Padre resolló, encogió sus grandes hombros y se puso en pie. Las cosas podrían ir peor, me dije, pero no mucho peor. El más grande general de Roma estaba acampado ahora en la costa de Cilicia. Tenía un ejército poderoso, una mezcla de legiones leales traídas de Hispania e Italia y el resto de las tropas de Lúculo, que conocían bien la región. Padre, por otro lado, tenía sesenta y seis años y todavía padecía el dolor de tres heridas recientes, ninguna de las cuales daba muestras de querer cicatrizar del todo. Su vasto proyecto de construcciones civiles y reformas financieras no tardaría en agotar los fondos disponibles. Dirigía un ejército numeroso pero mal adiestrado, de hombres de las tribus en las montañas y los cañones del interior, pero cada vez resultaba más difícil abastecerlos de alimentos y provisiones, pues los ejércitos romanos habían ocupado y saqueado la región hasta tal punto que los pocos agricultores que quedaban apenas se molestaban en cultivar por temor a que sus cosechas fueran incendiadas o expoliadas antes de llevarlas al mercado.

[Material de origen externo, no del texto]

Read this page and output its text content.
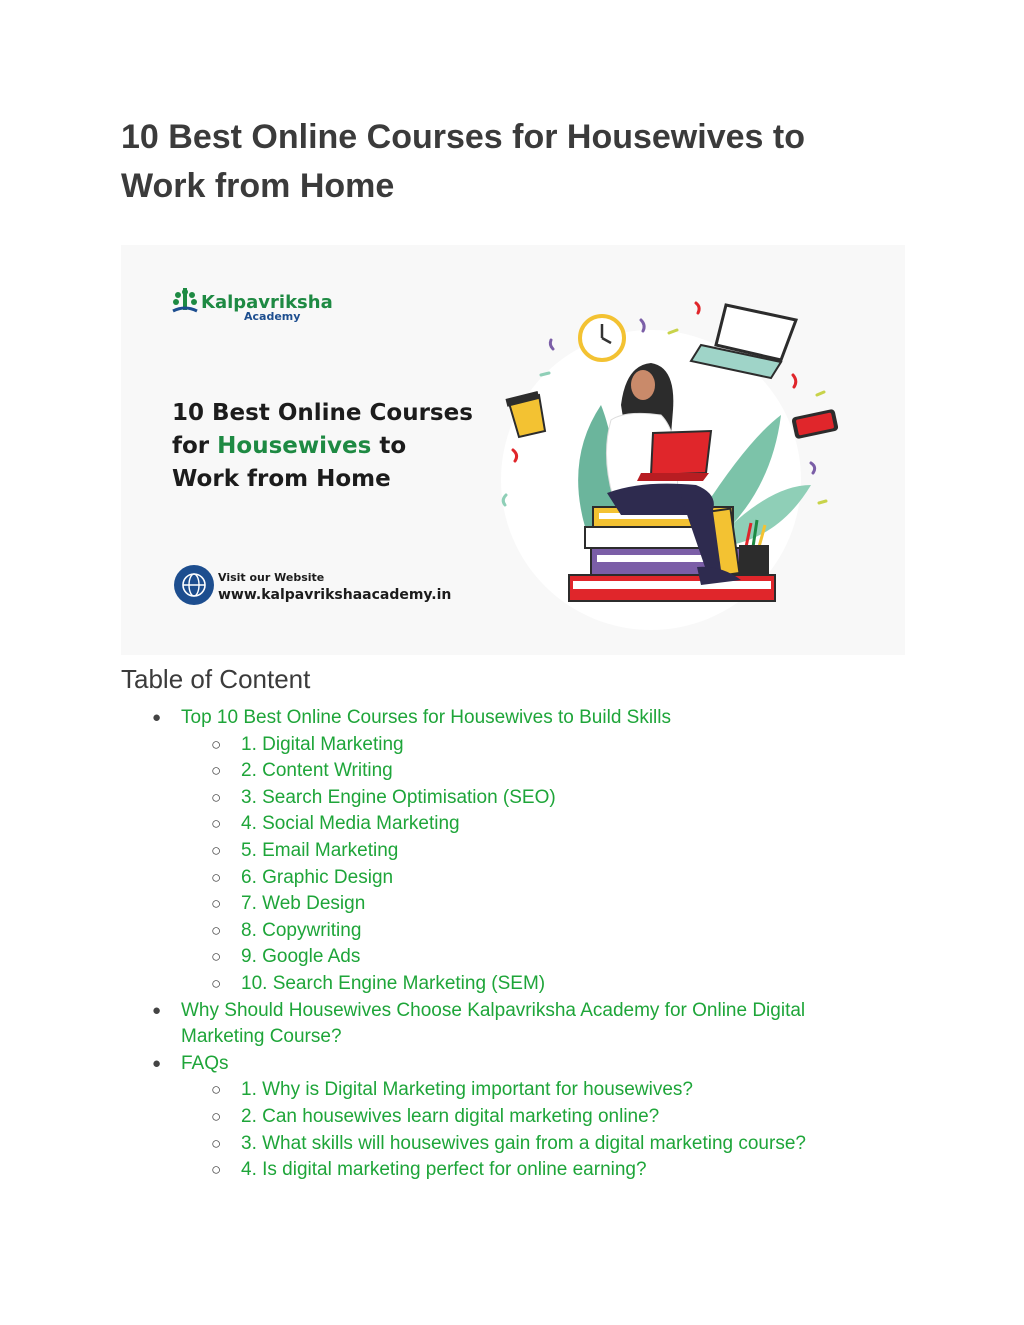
10 Best Online Courses for Housewives to Work from Home
Kalpavriksha
Academy
10 Best Online Courses
for Housewives to
Work from Home
Visit our Website
www.kalpavrikshaacademy.in
Table of Content
● Top 10 Best Online Courses for Housewives to Build Skills
○ 1. Digital Marketing
○ 2. Content Writing
○ 3. Search Engine Optimisation (SEO)
○ 4. Social Media Marketing
○ 5. Email Marketing
○ 6. Graphic Design
○ 7. Web Design
○ 8. Copywriting
○ 9. Google Ads
○ 10. Search Engine Marketing (SEM)
● Why Should Housewives Choose Kalpavriksha Academy for Online Digital Marketing Course?
● FAQs
○ 1. Why is Digital Marketing important for housewives?
○ 2. Can housewives learn digital marketing online?
○ 3. What skills will housewives gain from a digital marketing course?
○ 4. Is digital marketing perfect for online earning?
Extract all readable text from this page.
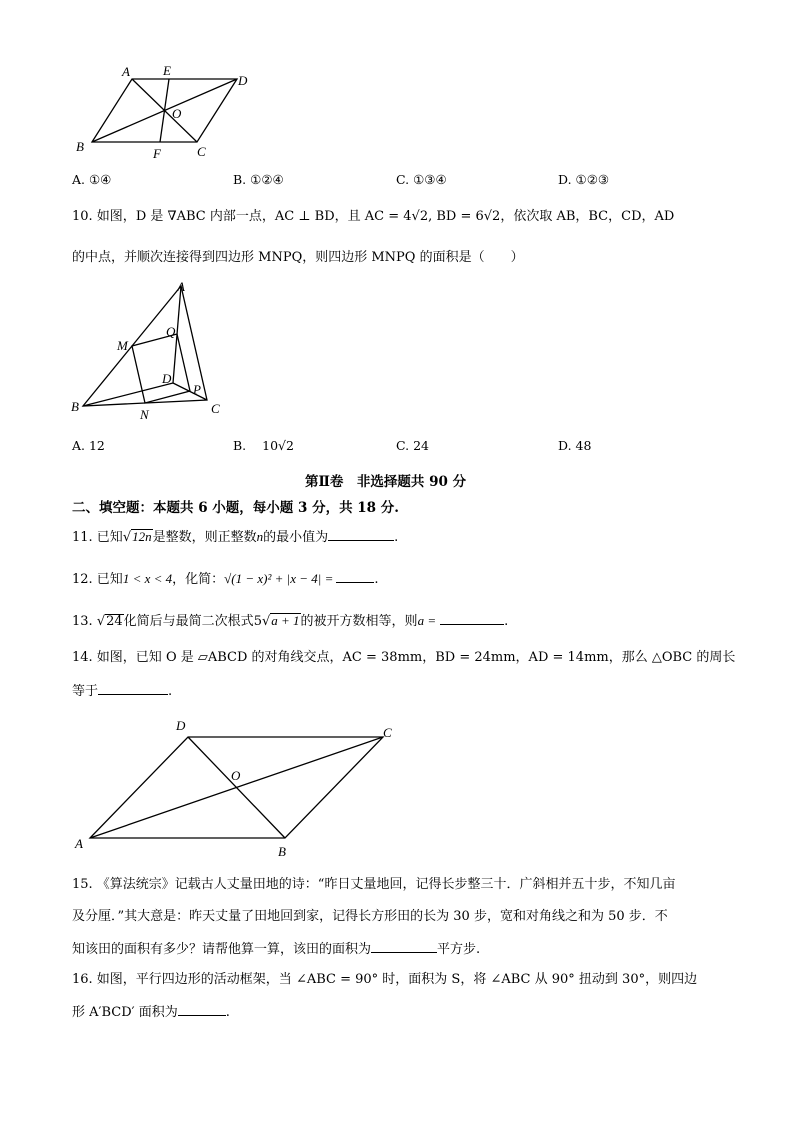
A	E
D
O
B	F	C
A. ①④	B. ①②④	C. ①③④	D. ①②③
10. 如图，D 是 ∇ABC 内部一点，AC ⊥ BD，且 AC = 4√2, BD = 6√2，依次取 AB，BC，CD，AD
的中点，并顺次连接得到四边形 MNPQ，则四边形 MNPQ 的面积是（　　）
A
M
Q
D
P
B
N	C
A. 12	B. 10√2	C. 24	D. 48
第Ⅱ卷　非选择题共 90 分
二、填空题：本题共 6 小题，每小题 3 分，共 18 分.
11. 已知√12n是整数，则正整数n的最小值为	.
12. 已知1 < x < 4，化简：√(1 − x)² + |x − 4| =	.
13. √24化简后与最简二次根式5√a + 1的被开方数相等，则a =	.
14. 如图，已知 O 是 ▱ABCD 的对角线交点，AC = 38mm，BD = 24mm，AD = 14mm，那么 △OBC 的周长
等于	.
D	C
O
A
B
15. 《算法统宗》记载古人丈量田地的诗：“昨日丈量地回，记得长步整三十．广斜相并五十步，不知几亩
及分厘．”其大意是：昨天丈量了田地回到家，记得长方形田的长为 30 步，宽和对角线之和为 50 步．不
知该田的面积有多少？请帮他算一算，该田的面积为	平方步.
16. 如图，平行四边形的活动框架，当 ∠ABC = 90° 时，面积为 S，将 ∠ABC 从 90° 扭动到 30°，则四边
形 A′BCD′ 面积为	.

Nuestros asesores aconsejaban parlamentar con el general romano. Intermediarios de Pompeyo habían insinuado que existía la posibilidad de llegar a un acuerdo pacífico. Pompeyo ansiaba regresar a Roma para asumir los cargos a los que se creía merecedor. Padre simplemente deseaba que las legiones le dejaran tranquilo, afianzarse como soberano de sus dominios heredados y poder continuar con su reconstrucción del Ponto. Pompeyo exigiría que el rey se declarara amigo y aliado del pueblo romano. Padre no podía aceptar eso, pero insinuó que todavía conservaba una última reserva de oro en una fortaleza remota, que podría ofrecer al general si este aceptaba la paz. Los romanos hicieron una contraoferta y padre cedió un poco. Se había conseguido un ligero avance.
Parecía que las cosas marchaban lentamente hacia un punto intermedio cuando Pompeyo lanzó un exigencia que padre rechazó rotundamente. No solo la rechazó, sino que cerró la puerta a posibles negociaciones futuras por el insulto que representaba. Pompeyo exigía, antes de acordar una reunión cara a cara, que como señal de buena voluntad Mitrídates entregara a todos los exiliados romanos que tenía en su campamento, unos tres mil.
Fiel a los hombres que habían permanecido a su lado a lo largo de los años, padre se negó en redondo, aun sabiendo que se enfrentaba a una derrota segura en el caso de que Pompeyo le declarara la guerra. La lealtad de un vasallo a su señor, dijo, era, de todas las virtudes, la más admirable. Padre no torturaba a los prisioneros enemigos que permanecían leales a sus comandantes, ni castigaba a los esclavos que seguían a sus señores cuando estos le traicionaban. ¿Cómo podría seguir llamándose hombre si entregaba a los soldados que le habían sido leales durante dos décadas, que habían combatido a su lado, que le habían salvado la vida cuando había caído malherido? Habría preferido, decía, haber perdido ambas piernas en Zela. Habría preferido, decía, que la jabalina le hubiera arrancado toda la cabeza y no solo la mandíbula derecha. Con los heraldos romanos que le trajeron la fatídica propuesta de Pompeyo se mostró mucho menos expresivo, o quizá más, según se mire. Sus palabras fueron breves, pero sumamente elocuentes.
—A la mierda con Pompeyo.
Los escandalizados heraldos regresaron a Cilicia. En menos de un mes, Pompeyo atacó.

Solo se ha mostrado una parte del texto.